In: Finance
“If I try to increase the market share of the company’s products, I am doing the best interest of my company’s shareholders” says Sarah, a fresh graduate who recently joined the finance team of a public listed company. Do you agree? Please explain. Financial managers are required to make important decisions for the best interest of the shareholders of the company. In your own words, please describe those decisions with examples.
Yes, I am agreeing to her statement because increasing the market share of the company will be leading to increase of the value of the company and increase of the organisational value will be leading to increase of the stakeholders value maximization, and the primary objective of a business is always maximisation of the organisational value.

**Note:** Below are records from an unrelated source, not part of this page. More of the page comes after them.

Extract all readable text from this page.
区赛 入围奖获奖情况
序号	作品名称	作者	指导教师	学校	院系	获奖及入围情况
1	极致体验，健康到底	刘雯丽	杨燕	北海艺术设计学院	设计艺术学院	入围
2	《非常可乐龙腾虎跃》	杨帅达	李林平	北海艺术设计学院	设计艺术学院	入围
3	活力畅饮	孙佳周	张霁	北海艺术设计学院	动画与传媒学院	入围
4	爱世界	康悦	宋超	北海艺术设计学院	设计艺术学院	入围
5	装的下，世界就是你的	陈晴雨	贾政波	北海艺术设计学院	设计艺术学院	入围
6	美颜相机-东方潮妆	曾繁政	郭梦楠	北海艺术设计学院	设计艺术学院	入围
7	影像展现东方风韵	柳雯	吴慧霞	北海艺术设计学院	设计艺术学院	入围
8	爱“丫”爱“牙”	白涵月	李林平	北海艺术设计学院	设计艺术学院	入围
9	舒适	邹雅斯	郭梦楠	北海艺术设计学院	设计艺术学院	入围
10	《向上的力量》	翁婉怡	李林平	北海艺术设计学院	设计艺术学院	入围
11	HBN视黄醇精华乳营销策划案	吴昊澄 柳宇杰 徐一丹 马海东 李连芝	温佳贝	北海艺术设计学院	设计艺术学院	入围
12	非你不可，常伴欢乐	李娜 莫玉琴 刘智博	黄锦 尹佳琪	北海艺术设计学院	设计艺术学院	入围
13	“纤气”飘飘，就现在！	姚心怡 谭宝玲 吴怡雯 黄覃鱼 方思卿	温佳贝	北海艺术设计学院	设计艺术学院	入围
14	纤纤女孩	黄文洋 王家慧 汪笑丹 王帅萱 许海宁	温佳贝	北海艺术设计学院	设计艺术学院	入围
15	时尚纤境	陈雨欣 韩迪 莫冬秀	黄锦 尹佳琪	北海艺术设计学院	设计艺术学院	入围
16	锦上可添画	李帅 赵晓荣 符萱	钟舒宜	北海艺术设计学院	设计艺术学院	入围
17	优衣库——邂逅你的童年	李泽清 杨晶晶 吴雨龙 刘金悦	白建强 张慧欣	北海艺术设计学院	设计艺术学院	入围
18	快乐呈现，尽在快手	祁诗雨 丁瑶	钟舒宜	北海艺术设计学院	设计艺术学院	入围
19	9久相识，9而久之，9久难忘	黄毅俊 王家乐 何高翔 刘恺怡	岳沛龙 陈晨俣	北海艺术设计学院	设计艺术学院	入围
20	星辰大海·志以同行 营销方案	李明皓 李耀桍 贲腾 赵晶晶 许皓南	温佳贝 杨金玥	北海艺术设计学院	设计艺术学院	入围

Financial manager are required to make important decisions for best interest of the shareholders of the company because financial managers are always acting as agents of the shareholders and they should always be trying to act in the best interest of the shareholders. These financial managers are also to be synchronise their personal goals with the goals of the organisation so that there will be a maximization of the value of the organisation which is primary objective of any business, so they will be taking all such appropriate step in order to maximize the value of the organisation so that shareholders can be subsequently benefited by increasing their value of capital appreciation.
So, it can be said that the financial managers are always required to make important decisions for best interest of the shareholders as they are the ultimate authorities for making decisions in the business and they should always be trying to maximize the organisational value.